Strategies Provide Sequence (What To Do and In What Order)
You also need to know what to do and in which order to write the recipe.
Robbins writes:
“If you know what the ingredients are and how much to use, can you now produce the same quality of cake?
No, not unless you also now the syntax of the production — that is, when to do what, and in what order.
What would happen if in baking the cake you put in first what the original baker put in last? Would you produce a cake of the same quality? I doubt it.
If, however, you use the same ingredients, in the same amounts, in the same sequence, then you will of course produce similar results.”

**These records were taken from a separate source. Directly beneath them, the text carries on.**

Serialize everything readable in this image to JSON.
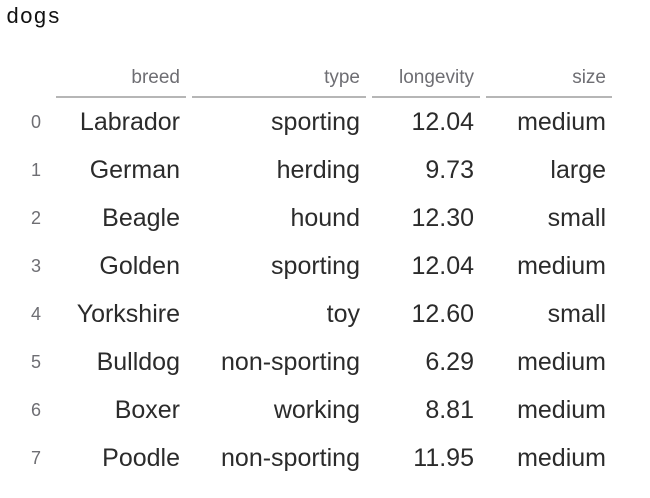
{
  "title": "dogs",
  "table": {
    "columns": [
      "breed",
      "type",
      "longevity",
      "size"
    ],
    "rows": [
      {
        "index": "0",
        "breed": "Labrador",
        "type": "sporting",
        "longevity": "12.04",
        "size": "medium"
      },
      {
        "index": "1",
        "breed": "German",
        "type": "herding",
        "longevity": "9.73",
        "size": "large"
      },
      {
        "index": "2",
        "breed": "Beagle",
        "type": "hound",
        "longevity": "12.30",
        "size": "small"
      },
      {
        "index": "3",
        "breed": "Golden",
        "type": "sporting",
        "longevity": "12.04",
        "size": "medium"
      },
      {
        "index": "4",
        "breed": "Yorkshire",
        "type": "toy",
        "longevity": "12.60",
        "size": "small"
      },
      {
        "index": "5",
        "breed": "Bulldog",
        "type": "non-sporting",
        "longevity": "6.29",
        "size": "medium"
      },
      {
        "index": "6",
        "breed": "Boxer",
        "type": "working",
        "longevity": "8.81",
        "size": "medium"
      },
      {
        "index": "7",
        "breed": "Poodle",
        "type": "non-sporting",
        "longevity": "11.95",
        "size": "medium"
      }
    ]
  }
}
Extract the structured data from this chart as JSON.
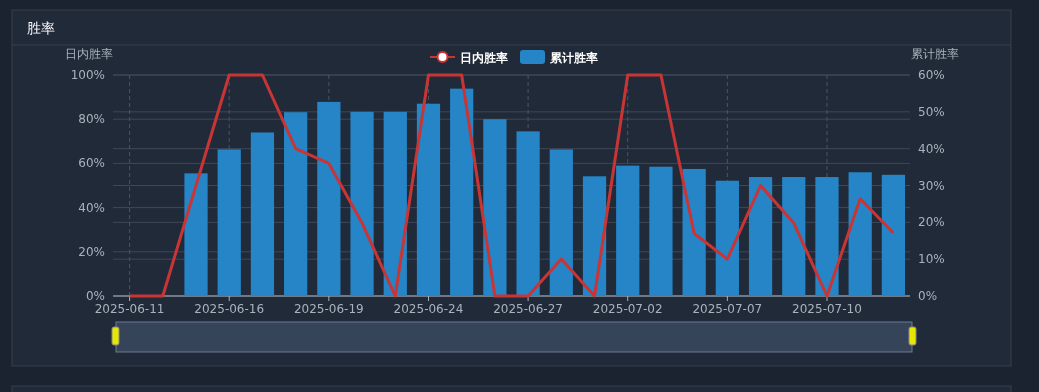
{
  "chart_data": {
    "type": "bar",
    "title": "胜率",
    "ylabel": "日内胜率",
    "y2label": "累计胜率",
    "categories": [
      "2025-06-11",
      null,
      null,
      "2025-06-16",
      null,
      null,
      "2025-06-19",
      null,
      null,
      "2025-06-24",
      null,
      null,
      "2025-06-27",
      null,
      null,
      "2025-07-02",
      null,
      null,
      "2025-07-07",
      null,
      null,
      "2025-07-10",
      null,
      null
    ],
    "series": [
      {
        "name": "日内胜率",
        "type": "line",
        "color": "#c93535",
        "values": [
          0,
          0,
          50,
          100,
          100,
          66.7,
          60,
          33,
          0,
          100,
          100,
          0,
          0,
          16.7,
          0,
          100,
          100,
          28.3,
          16.7,
          50,
          33,
          0,
          44,
          28.5
        ]
      },
      {
        "name": "累计胜率",
        "axis": "y2",
        "color": "#2585c6",
        "values": [
          null,
          null,
          33.3,
          39.8,
          44.4,
          49.9,
          52.7,
          50,
          50,
          52.2,
          56.3,
          48,
          44.7,
          39.8,
          32.5,
          35.4,
          35.1,
          34.5,
          31.3,
          32.3,
          32.3,
          32.3,
          33.6,
          32.9
        ]
      }
    ],
    "ylim": [
      0,
      100
    ],
    "yticks": [
      {
        "value": 0,
        "label": "0%"
      },
      {
        "value": 20,
        "label": "20%"
      },
      {
        "value": 40,
        "label": "40%"
      },
      {
        "value": 60,
        "label": "60%"
      },
      {
        "value": 80,
        "label": "80%"
      },
      {
        "value": 100,
        "label": "100%"
      }
    ],
    "y2lim": [
      0,
      60
    ],
    "y2ticks": [
      {
        "value": 0,
        "label": "0%"
      },
      {
        "value": 10,
        "label": "10%"
      },
      {
        "value": 20,
        "label": "20%"
      },
      {
        "value": 30,
        "label": "30%"
      },
      {
        "value": 40,
        "label": "40%"
      },
      {
        "value": 50,
        "label": "50%"
      },
      {
        "value": 60,
        "label": "60%"
      }
    ],
    "grid": true,
    "legend": "top"
  }
}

Sensory Input Can Be Internal or External
Our experiences include internal and external sensory input. Internally, we might add our own audio track, or we might create an image in our mind a certain way. Externally, we might hear a particular sound or see a particular image.
Robbins writes:
“We deal with sensory input on two levels — internal and external. Syntax is the way we put together the blocks of what we experience externally and what we represent to ourselves internally.

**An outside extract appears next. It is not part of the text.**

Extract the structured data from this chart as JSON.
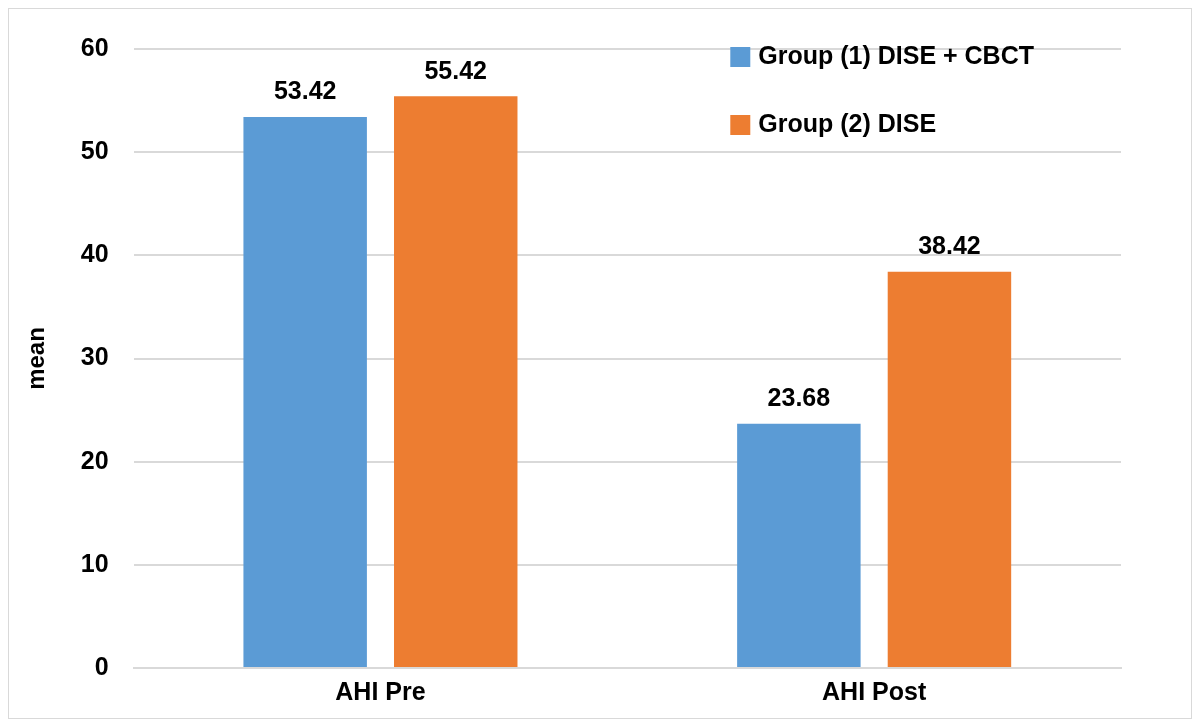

For example, you can have two kinds of visual experience. The first is what you see in the outside world. As you read this book and look at the black letters on the white background, you’re having a visual experience. The second is visual internal.
…The same is true of the other modalities. You can hear a train whistle outside your window. That’s auditory external. Or you can hear a voice in your mind. That’s auditory internal.”
Capturing and Sharing Strategies
You can use simple notation to capture and share strategies.
Robbins writes:
“In order to create a recipe, we must have a system to describe what to do and when. So we have a notation system to describe strategies. So we have a notation system to describe strategies.
We represent sensory processes in a shorthand notation, using V for visual, A for auditory, K for kinesthetic, I for internal, e for external, t for tonal, and d for digital.
When you see something in the outside world (visual external), it can represented as Ve.
When you have a feeling inside, it’s Ki.
Consider the strategy of someone who gets motivated by seeing something (Ve), then saying something to herself (Aid) that creates the driving feeling (Ki) inside. This strategy would be represented in the following way: Ve-Aid-Ki.
You could ‘talk’ all day to this person about why she should do something, and it’s highly unlikely you’d succeed. However, if you ‘showed’ her a result and mentioned what she would say to herself when she saw it, you could put that person into state almost on cue.”
Share NLP Strategies to Make Others Great
If you want to accelerate your results in work and life, take a look at the strategies you use, and that others use, all around you.
You can use strategies as a way to model excellence and as a way to share what you know with others to help them accelerate their results as well.
If you are a mentor, a leader, a parent, a friend, or a teacher, this is especially helpful so you can help lift others up and make others great.